Amaya mi si avvicinò e mi posò due dita sotto il mento. «Non affannarti a cercare di usare i tuoi poteri. Tra poco sarà tutto finito».
Non volevo arrendermi, ma non c’era nulla che potessi fare per liberarmi. Aveva ragione Amaya: era finita.
«Tranquilla. Non farà male» disse, avvicinando la fiala alle mie labbra.
«FERMA!»
Era la sua voce. L’avrei identificata tra mille altre. Probabilmente l’avrei riconosciuto anche prima che la mia memoria ritornasse: qualcosa di lui era rimasto impresso su di me, e la serie di flirt che avevo collezionato (tutti mori, occhi azzurri e fisico atletico) era lì a dimostrarlo.
«Damon» sussurrai. Non ricordavo ancora tutti i dettagli del tempo che avevamo passato insieme, ma una cosa era chiara e limpida nella mia mente: ero innamorata di lui. Perdutamente e totalmente.
Damon mi guardò e vidi i suoi occhi azzurri scintillare. Lui provava lo stesso per me, ma non ebbi molto tempo per rallegrarmene.
Non era solo: con lui c’erano due Doppelganger e il licantropo che avevo visto alla festa con Caroline, che ora sapevo essere Tyler. Si schierarono ad una decina di metri da Amaya, immobili.
Amaya si girò verso di loro, coprendomi con il suo corpo. Era arrabbiata, lo vedevo dalla sua aura. Evelyn era sempre bloccata contro il muro, immobile e priva di conoscenza.
«Non sono molti quelli che riescono a prendermi alle spalle e voi dovete essere protetti dalle streghe di Salem se ci siete riusciti».
Damon non si diede pena di confermare, ma piuttosto la guardò con uno sguardo arrogante e privo di paura. «Libera le ragazze e potrai andartene senza danni».
Amaya rise, una risata argentina che riverberò nel tunnel. «Tu mi lascerai andare? Tu mi concederai di andare?» chiese con sarcasmo.
Lui neanche rispose, limitandosi a fissarla come se non avesse nemmeno aperto bocca.
«Il vampiro mi concederà la sua grazia se lascerò andare la sua donna, è così?»
Di nuovo, nessuno replicò alle parole di Amaya e lei continuò.

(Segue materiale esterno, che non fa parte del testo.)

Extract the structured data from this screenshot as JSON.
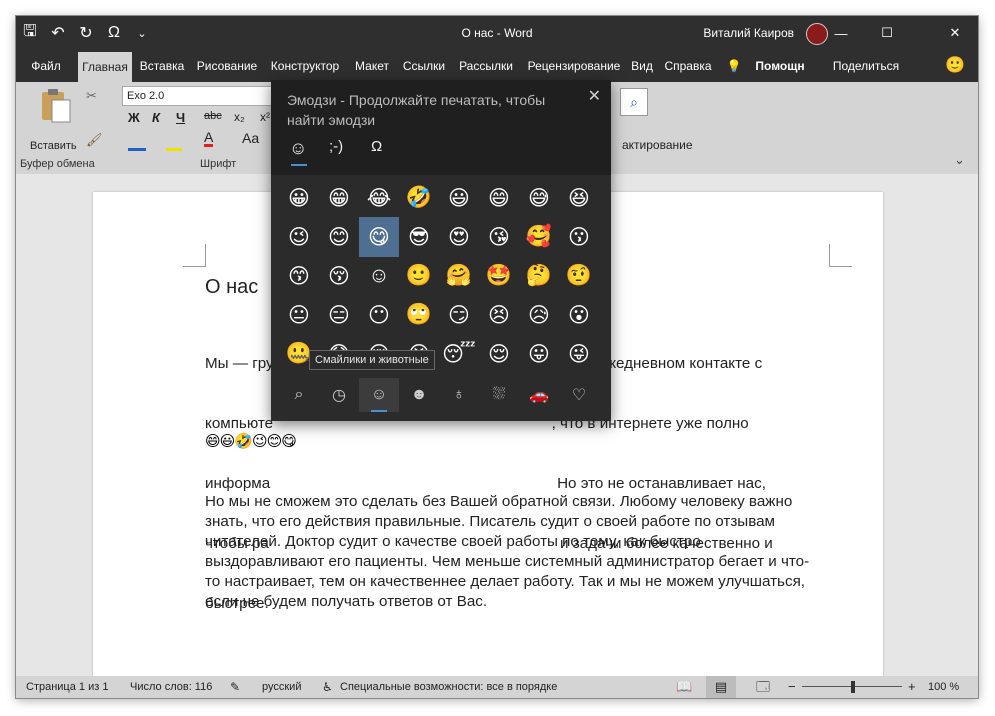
{
  "window": {
    "title": "О нас  -  Word",
    "user": "Виталий Каиров",
    "controls": {
      "minimize": "—",
      "maximize": "☐",
      "close": "✕"
    }
  },
  "qat": {
    "save": "🖫",
    "undo": "↶",
    "redo": "↻",
    "symbol": "Ω",
    "more": "⌄"
  },
  "tabs": [
    "Файл",
    "Главная",
    "Вставка",
    "Рисование",
    "Конструктор",
    "Макет",
    "Ссылки",
    "Рассылки",
    "Рецензирование",
    "Вид",
    "Справка"
  ],
  "tab_extra": {
    "help_hint": "Помощн",
    "share": "Поделиться"
  },
  "ribbon": {
    "paste_label": "Вставить",
    "clipboard_group": "Буфер обмена",
    "font_group": "Шрифт",
    "font_name": "Exo 2.0",
    "format_buttons": [
      "Ж",
      "К",
      "Ч",
      "abc",
      "x₂",
      "x²"
    ],
    "editing_label": "актирование"
  },
  "document": {
    "title": "О нас",
    "para1_lines": [
      "Мы — гру                                                                  Вам в ежедневном контакте с",
      "компьюте                                                                  , что в интернете уже полно",
      "информа                                                                    Но это не останавливает нас,",
      "чтобы ра                                                                     и задачи более качественно и",
      "быстрее."
    ],
    "emoji_line": "😄😃🤣😉😊😋",
    "para2_lines": [
      "Но мы не сможем это сделать без Вашей обратной связи. Любому человеку важно",
      "знать, что его действия правильные. Писатель судит о своей работе по отзывам",
      "читателей. Доктор судит о качестве своей работы по тому, как быстро",
      "выздоравливают его пациенты. Чем меньше системный администратор бегает и что-",
      "то настраивает, тем он качественнее делает работу. Так и мы не можем улучшаться,",
      "если не будем получать ответов от Вас."
    ]
  },
  "emoji_panel": {
    "title": "Эмодзи - Продолжайте печатать, чтобы найти эмодзи",
    "close": "✕",
    "mode_tabs": [
      "☺",
      ";-)",
      "Ω"
    ],
    "emojis": [
      "😀",
      "😁",
      "😂",
      "🤣",
      "😃",
      "😄",
      "😅",
      "😆",
      "😉",
      "😊",
      "😋",
      "😎",
      "😍",
      "😘",
      "🥰",
      "😗",
      "😙",
      "😚",
      "☺",
      "🙂",
      "🤗",
      "🤩",
      "🤔",
      "🤨",
      "😐",
      "😑",
      "😶",
      "🙄",
      "😏",
      "😣",
      "😥",
      "😮",
      "🤐",
      "😯",
      "😪",
      "😫",
      "😴",
      "😌",
      "😛",
      "😜"
    ],
    "tooltip": "Смайлики и животные",
    "category_icons": [
      "⌕",
      "◷",
      "☺",
      "☻",
      "♁",
      "⛆",
      "🚗",
      "♡"
    ]
  },
  "status": {
    "page": "Страница 1 из 1",
    "words": "Число слов: 116",
    "lang": "русский",
    "accessibility": "Специальные возможности: все в порядке",
    "zoom": "100 %",
    "zoom_minus": "−",
    "zoom_plus": "+"
  }
}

«Lascia che ti spieghi una cosa, vampiro». Pronunciò quella parola con evidente disprezzo. «Tu non sei nella posizione di dare ordini. Non finché io avrò lei». Si girò appena a guardarmi e una bruciante fitta di dolore mi attraversò il corpo, facendomi inarcare la schiena con violenza. Gridai, mentre la sua magia bruciava dentro di me come acciaio arroventato.
«Basta! Smettila!» urlò Damon.
Così com’era cominciato, il dolore scomparve, talmente in fretta che era difficile credere che fosse sembrato così reale.
«Te lo ripeto: non puoi dare ordini a me».
«Non ne ho bisogno» disse Damon. «Mi basterà ucciderti».
Si scagliò contro di lei a velocità folle tanto che per una frazione di secondo pensai che sarebbe arrivato a colpirla. Mi sbagliavo: Amaya non si mosse nemmeno, ma Damon ruzzolò indietro, colpendo il muro di cemento con violenza.
I Doppelganger seguirono il suo esempio, attaccando la strega da due diverse direzioni, ma l’esito fu il medesimo e, scagliati indietro, travolsero Damon che si era appena rialzato.
Sotto i miei occhi, il licantropo si trasformò. I suoi occhi si fecero ambrati e luminosi, mentre la sua bocca si riempiva di denti aguzzi e letali. Le sue ossa parvero spezzarsi e rimodellarsi e, con una velocità che non aveva nulla da invidiare a quella di Damon, si lanciò contro Amaya.
Stavolta la strega si mosse, facendo un gesto con la mano come se scacciasse un insetto molesto. Il licantropo fu scagliato da parte come un giocattolo rotto e lanciò un guaito rotolando sul terreno irregolare.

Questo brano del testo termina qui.